Portugal precisa de reaprender a estar nas margens sem se resignar à periferia. Não se trata de reivindicar o centro, mas de o questionar. Um país que sempre viveu entre mundos, entre continentes, entre línguas, entre memórias, pode reencontrar aí a chave da sua soberania e autonomia. A verdadeira modernidade não é seguir o modelo dominante, mas criar a partir da diferença e, sobretudo, encontrar os caminhos da libertação do consenso neoliberal que, estando ainda bem implantado, começa a dar sinais de esgotamento.

Enquanto medir o seu sucesso pela aceitação dos outros seja pelo cumprimento dos Planos de Estabilidade e Crescimento, ou outros instrumentos que cerceiam a soberania, Portugal será apenas o que o centro permitir: uma periferia dócil, útil e descartável. Mas se entender que da margem se pode construir um mundo mais justo, mais atento às suas raízes e à sua escala humana, então talvez reencontre o sentido perdido entre tratados e promessas por cumprir. A periferia não é fatalidade, é consciência.

foto de Aníbal C. Pires
Consciência do lugar que ocupamos no mundo e da forma como o mundo nos ocupa. É o exercício de ver o centro com a distância necessária para o compreender, sem cobiça nem subserviência. É das margens que se percebe melhor o desenho do poder, os seus silêncios, as suas promessas e os seus enganos. E talvez Portugal precise, mais do que nunca, de reencontrar essa lucidez periférica que o fez voltar-se para o mar. E não, não há aqui nenhum saudosismo pelo passado colonial, nem qualquer estratégia neocolonial, bem pelo contrário, aquilo a que me refiro é à cooperação e estabelecimento de relações multilaterais com um mundo policêntrico e abandonar uma relação unidirecional com a União Europeia que nos espartilha.

Hoje navegar já não é conquistar os mares, é resistir à corrente. É recusar a lógica que transforma cidadãos em consumidores, comunidades em mercados e países em plataformas logísticas. É defender a dignidade do trabalho, a terra que alimenta, o mar que sustenta, a cultura que nos distingue e nos liga.

Portugal não precisa de competir com o centro, precisa de reencontrar o seu ritmo, o seu compasso humano, a sua escala justa, nem pequena demais para se humilhar, nem grande demais para se perder.

Nas regiões insulares atlânticas e no interior, nas aldeias que resistem e nas escolas que ainda ensinam a pensar, há sementes dessa consciência.
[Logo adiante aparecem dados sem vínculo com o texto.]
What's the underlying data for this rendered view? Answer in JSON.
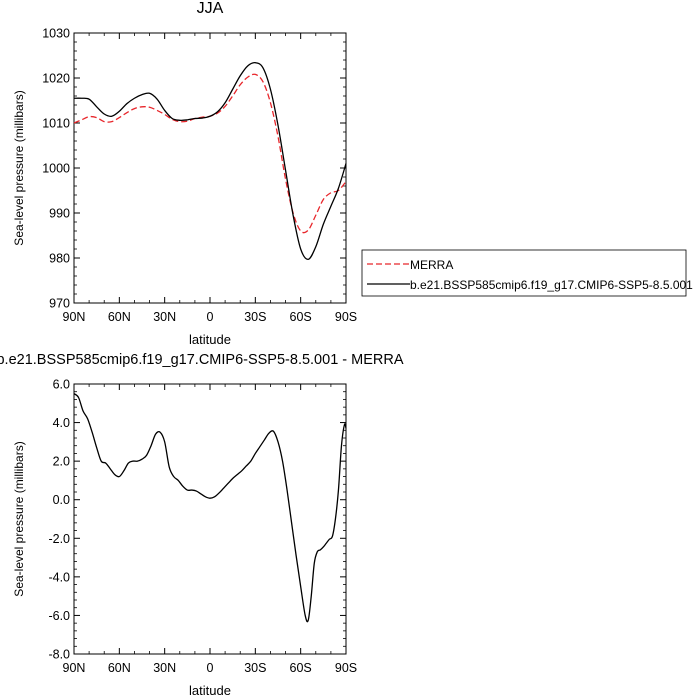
{
  "chart_data": [
    {
      "type": "line",
      "title": "JJA",
      "xlabel": "latitude",
      "ylabel": "Sea-level pressure (millibars)",
      "xlim": [
        90,
        -90
      ],
      "ylim": [
        970,
        1030
      ],
      "xticks": [
        90,
        60,
        30,
        0,
        -30,
        -60,
        -90
      ],
      "xtick_labels": [
        "90N",
        "60N",
        "30N",
        "0",
        "30S",
        "60S",
        "90S"
      ],
      "yticks": [
        970,
        980,
        990,
        1000,
        1010,
        1020,
        1030
      ],
      "ytick_labels": [
        "970",
        "980",
        "990",
        "1000",
        "1010",
        "1020",
        "1030"
      ],
      "legend": "right",
      "series": [
        {
          "name": "MERRA",
          "color": "#e8262b",
          "style": "dashed",
          "x": [
            90,
            85,
            80,
            75,
            70,
            65,
            60,
            55,
            50,
            45,
            40,
            35,
            30,
            25,
            20,
            15,
            10,
            5,
            0,
            -5,
            -10,
            -15,
            -20,
            -25,
            -30,
            -35,
            -40,
            -45,
            -50,
            -55,
            -60,
            -65,
            -70,
            -75,
            -80,
            -85,
            -90
          ],
          "y": [
            1010,
            1010.7,
            1011.4,
            1011.2,
            1010.3,
            1010.3,
            1011.2,
            1012.3,
            1013.2,
            1013.6,
            1013.5,
            1012.8,
            1011.9,
            1010.8,
            1010.3,
            1010.4,
            1011.0,
            1011.3,
            1011.5,
            1012.2,
            1013.7,
            1016.0,
            1018.5,
            1020.2,
            1020.8,
            1019.2,
            1014.5,
            1007.0,
            997.5,
            990.0,
            986.0,
            986.2,
            989.5,
            993.0,
            994.5,
            995.0,
            997.0
          ]
        },
        {
          "name": "b.e21.BSSP585cmip6.f19_g17.CMIP6-SSP5-8.5.001",
          "color": "#000000",
          "style": "solid",
          "x": [
            90,
            85,
            80,
            75,
            70,
            65,
            60,
            55,
            50,
            45,
            40,
            35,
            30,
            25,
            20,
            15,
            10,
            5,
            0,
            -5,
            -10,
            -15,
            -20,
            -25,
            -30,
            -35,
            -40,
            -45,
            -50,
            -55,
            -60,
            -65,
            -70,
            -75,
            -80,
            -85,
            -90
          ],
          "y": [
            1015.5,
            1015.5,
            1015.3,
            1013.6,
            1012.0,
            1011.5,
            1012.6,
            1014.3,
            1015.5,
            1016.3,
            1016.6,
            1015.3,
            1012.8,
            1011.0,
            1010.6,
            1010.7,
            1011.0,
            1011.1,
            1011.5,
            1012.5,
            1014.5,
            1017.5,
            1020.5,
            1022.7,
            1023.4,
            1022.3,
            1017.5,
            1009.5,
            999.5,
            989.5,
            982.0,
            979.7,
            982.5,
            987.5,
            991.5,
            995.5,
            1001.0
          ]
        }
      ]
    },
    {
      "type": "line",
      "title": "b.e21.BSSP585cmip6.f19_g17.CMIP6-SSP5-8.5.001 - MERRA",
      "xlabel": "latitude",
      "ylabel": "Sea-level pressure (millibars)",
      "xlim": [
        90,
        -90
      ],
      "ylim": [
        -8,
        6
      ],
      "xticks": [
        90,
        60,
        30,
        0,
        -30,
        -60,
        -90
      ],
      "xtick_labels": [
        "90N",
        "60N",
        "30N",
        "0",
        "30S",
        "60S",
        "90S"
      ],
      "yticks": [
        -8,
        -6,
        -4,
        -2,
        0,
        2,
        4,
        6
      ],
      "ytick_labels": [
        "-8.0",
        "-6.0",
        "-4.0",
        "-2.0",
        "0.0",
        "2.0",
        "4.0",
        "6.0"
      ],
      "series": [
        {
          "color": "#000000",
          "style": "solid",
          "x": [
            90,
            87,
            84,
            81,
            78,
            75,
            72,
            69,
            66,
            63,
            60,
            57,
            54,
            51,
            48,
            45,
            42,
            39,
            36,
            33,
            30,
            27,
            24,
            21,
            18,
            15,
            12,
            9,
            6,
            3,
            0,
            -3,
            -6,
            -9,
            -12,
            -15,
            -18,
            -21,
            -24,
            -27,
            -30,
            -33,
            -36,
            -39,
            -42,
            -45,
            -48,
            -51,
            -54,
            -57,
            -60,
            -63,
            -65,
            -67,
            -69,
            -71,
            -73,
            -75,
            -77,
            -79,
            -81,
            -83,
            -85,
            -87,
            -89,
            -90
          ],
          "y": [
            5.5,
            5.3,
            4.6,
            4.2,
            3.5,
            2.7,
            2.0,
            1.9,
            1.6,
            1.3,
            1.2,
            1.5,
            1.9,
            2.0,
            2.0,
            2.1,
            2.3,
            2.8,
            3.4,
            3.5,
            3.0,
            1.7,
            1.2,
            1.0,
            0.7,
            0.5,
            0.5,
            0.45,
            0.3,
            0.15,
            0.08,
            0.15,
            0.35,
            0.6,
            0.85,
            1.1,
            1.3,
            1.5,
            1.75,
            2.0,
            2.4,
            2.75,
            3.1,
            3.45,
            3.55,
            3.0,
            2.0,
            0.5,
            -1.2,
            -2.9,
            -4.5,
            -6.0,
            -6.25,
            -5.0,
            -3.3,
            -2.7,
            -2.6,
            -2.45,
            -2.25,
            -2.05,
            -1.9,
            -1.0,
            0.5,
            2.8,
            3.9,
            3.7
          ]
        }
      ]
    }
  ]
}
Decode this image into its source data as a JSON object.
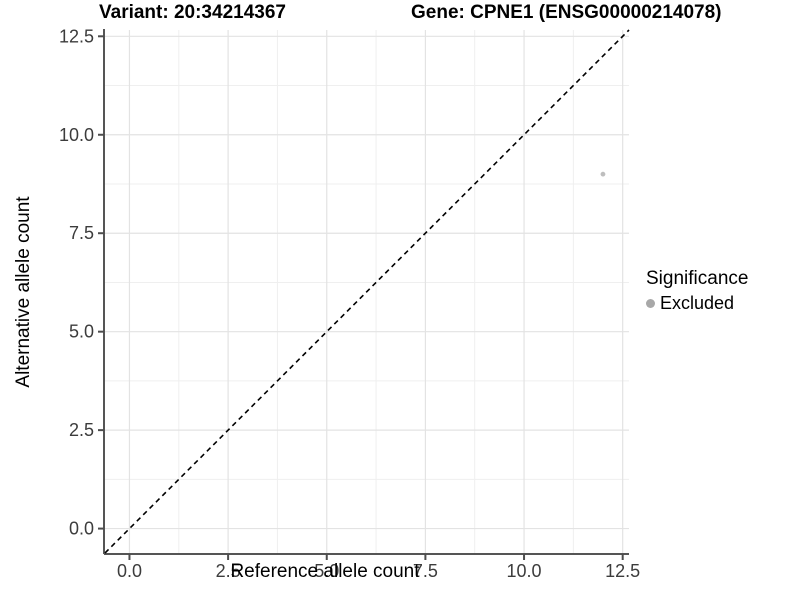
{
  "chart_data": {
    "type": "scatter",
    "title_left": "Variant: 20:34214367",
    "title_right": "Gene: CPNE1 (ENSG00000214078)",
    "xlabel": "Reference allele count",
    "ylabel": "Alternative allele count",
    "xlim": [
      -0.62,
      12.66
    ],
    "ylim": [
      -0.62,
      12.66
    ],
    "major_ticks": [
      0,
      2.5,
      5,
      7.5,
      10,
      12.5
    ],
    "tick_labels": [
      "0.0",
      "2.5",
      "5.0",
      "7.5",
      "10.0",
      "12.5"
    ],
    "minor_ticks": [
      1.25,
      3.75,
      6.25,
      8.75,
      11.25
    ],
    "grid": "major+minor",
    "identity_line": {
      "slope": 1,
      "intercept": 0,
      "style": "dashed",
      "color": "#000000"
    },
    "points": [
      {
        "x": 12,
        "y": 9,
        "group": "Excluded",
        "color": "#bebebe"
      }
    ],
    "legend": {
      "position": "right",
      "title": "Significance",
      "items": [
        {
          "label": "Excluded",
          "color": "#a8a8a8"
        }
      ]
    },
    "colors": {
      "grid_major": "#e3e3e3",
      "grid_minor": "#efefef",
      "axis": "#555555",
      "tick_mark": "#4d4d4d",
      "tick_text": "#3c3c3c",
      "background": "#ffffff"
    }
  }
}
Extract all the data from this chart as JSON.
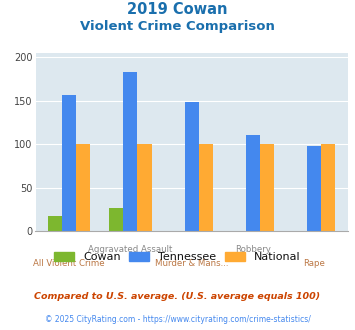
{
  "title_line1": "2019 Cowan",
  "title_line2": "Violent Crime Comparison",
  "categories_top": [
    "",
    "Aggravated Assault",
    "",
    "Robbery",
    ""
  ],
  "categories_bot": [
    "All Violent Crime",
    "",
    "Murder & Mans...",
    "",
    "Rape"
  ],
  "cowan": [
    17,
    26,
    0,
    0,
    0
  ],
  "tennessee": [
    157,
    183,
    148,
    111,
    98
  ],
  "national": [
    100,
    100,
    100,
    100,
    100
  ],
  "cowan_color": "#7db72f",
  "tennessee_color": "#4488ee",
  "national_color": "#ffaa33",
  "bg_color": "#dde8ef",
  "title_color": "#1a6fad",
  "xlabel_top_color": "#888888",
  "xlabel_bot_color": "#bb7744",
  "ylabel_ticks": [
    0,
    50,
    100,
    150,
    200
  ],
  "ylim": [
    0,
    205
  ],
  "footnote1": "Compared to U.S. average. (U.S. average equals 100)",
  "footnote2": "© 2025 CityRating.com - https://www.cityrating.com/crime-statistics/",
  "footnote1_color": "#cc4400",
  "footnote2_color": "#4488ee",
  "legend_label_color": "#111111"
}
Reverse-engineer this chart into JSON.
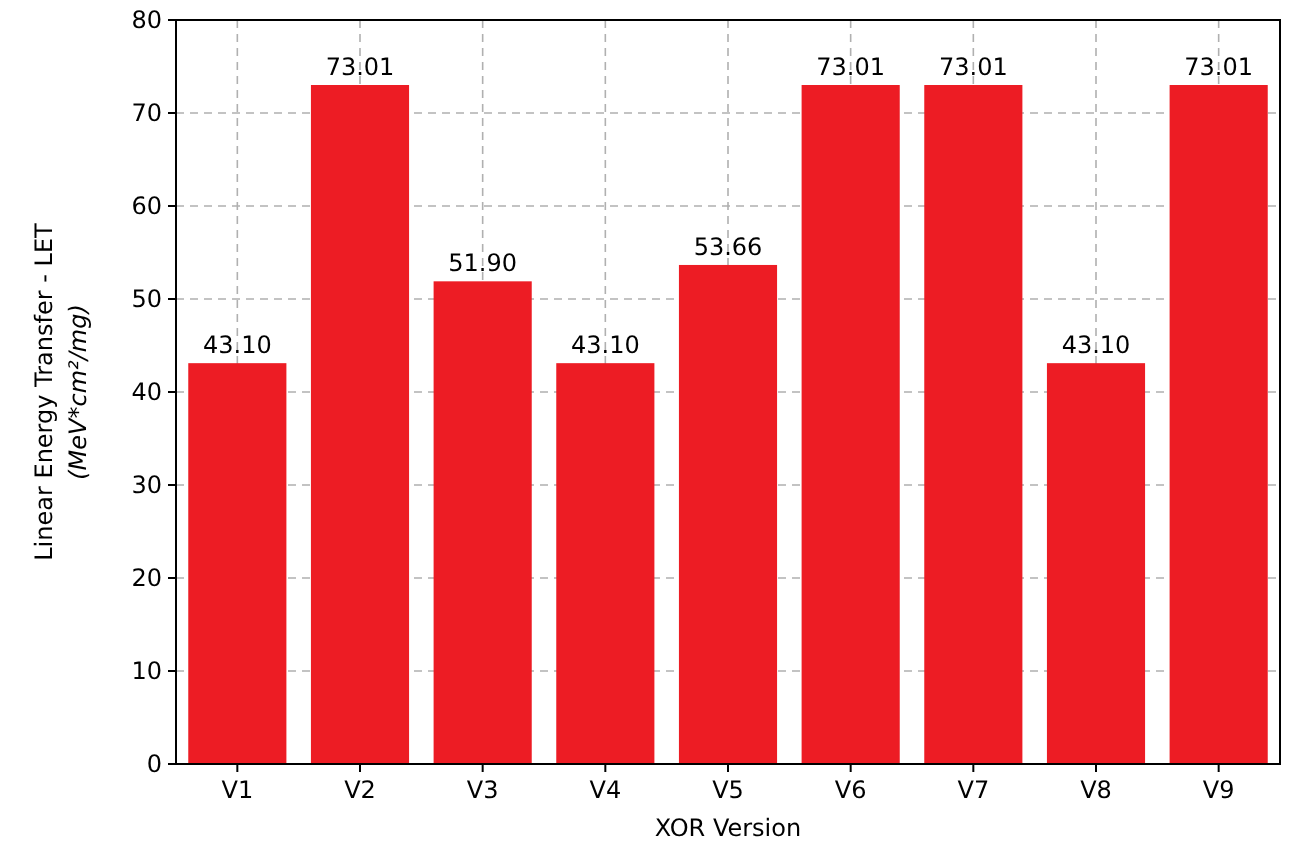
{
  "chart_data": {
    "type": "bar",
    "xlabel": "XOR Version",
    "ylabel": "Linear Energy Transfer - LET\n(MeV*cm²/mg)",
    "categories": [
      "V1",
      "V2",
      "V3",
      "V4",
      "V5",
      "V6",
      "V7",
      "V8",
      "V9"
    ],
    "values": [
      43.1,
      73.01,
      51.9,
      43.1,
      53.66,
      73.01,
      73.01,
      43.1,
      73.01
    ],
    "value_labels": [
      "43.10",
      "73.01",
      "51.90",
      "43.10",
      "53.66",
      "73.01",
      "73.01",
      "43.10",
      "73.01"
    ],
    "color": "#ed1c24",
    "ylim": [
      0,
      80
    ],
    "yticks": [
      0,
      10,
      20,
      30,
      40,
      50,
      60,
      70,
      80
    ],
    "grid": true
  }
}
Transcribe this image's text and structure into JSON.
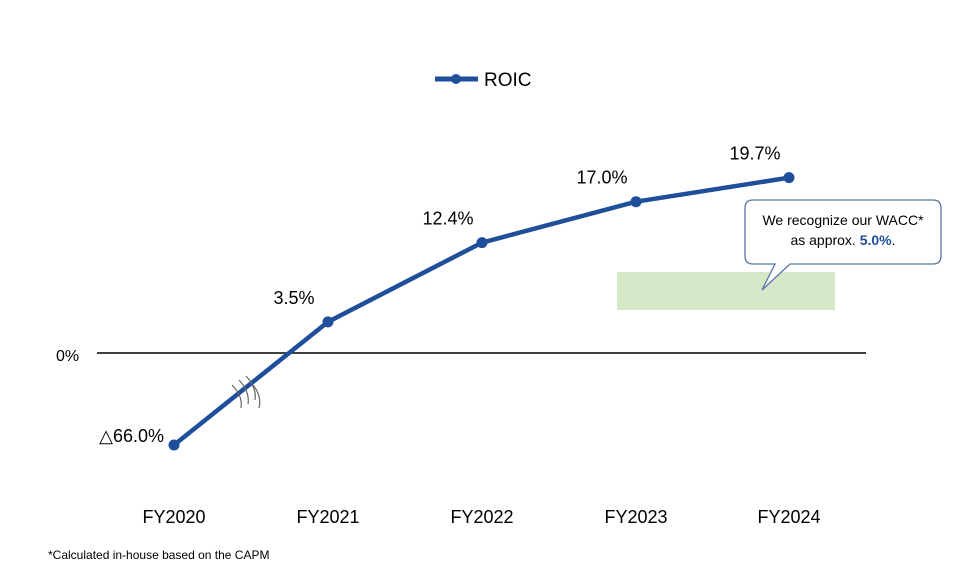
{
  "chart_data": {
    "type": "line",
    "categories": [
      "FY2020",
      "FY2021",
      "FY2022",
      "FY2023",
      "FY2024"
    ],
    "series": [
      {
        "name": "ROIC",
        "values": [
          -66.0,
          3.5,
          12.4,
          17.0,
          19.7
        ],
        "labels": [
          "△66.0%",
          "3.5%",
          "12.4%",
          "17.0%",
          "19.7%"
        ]
      }
    ],
    "zero_label": "0%",
    "axis_break": "between FY2020 and FY2021",
    "legend_position": "top-center",
    "grid": false,
    "colors": {
      "line": "#1f4e9a",
      "wacc_band": "#d5e8c8",
      "callout_border": "#5a74a8"
    },
    "wacc": {
      "value": 5.0
    }
  },
  "callout": {
    "line1": "We recognize our WACC*",
    "line2_prefix": "as approx. ",
    "line2_value": "5.0%",
    "line2_suffix": "."
  },
  "footnote": "*Calculated in-house based on the CAPM"
}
Não é uma nostalgia rural nem um nacionalismo redutor e reacionário, é a compreensão de que o futuro não pode ser importado, tem de ser cultivado. O país que souber olhar para si, com a serenidade de quem conhece os seus limites e a coragem de quem recusa o servilismo, poderá transformar a sua margem em farol.

Talvez seja essa a nova centralidade portuguesa, talvez seja essa a nova centralidade madeirense e açoriana, a de um povo que, mesmo periférico, nunca perdeu o sentido da travessia. A de um país que não precisa de pedir licença para existir.

Porque a verdadeira soberania não se decreta, constrói-se, todos os dias, na forma como pensamos, produzimos e sonhamos.

E se um dia voltarmos a ser capazes de sonhar com a mesma audácia com que outrora partimos, talvez a periferia deixe de ser uma marca negativa e volte a ser o lugar onde o mundo se reinventa.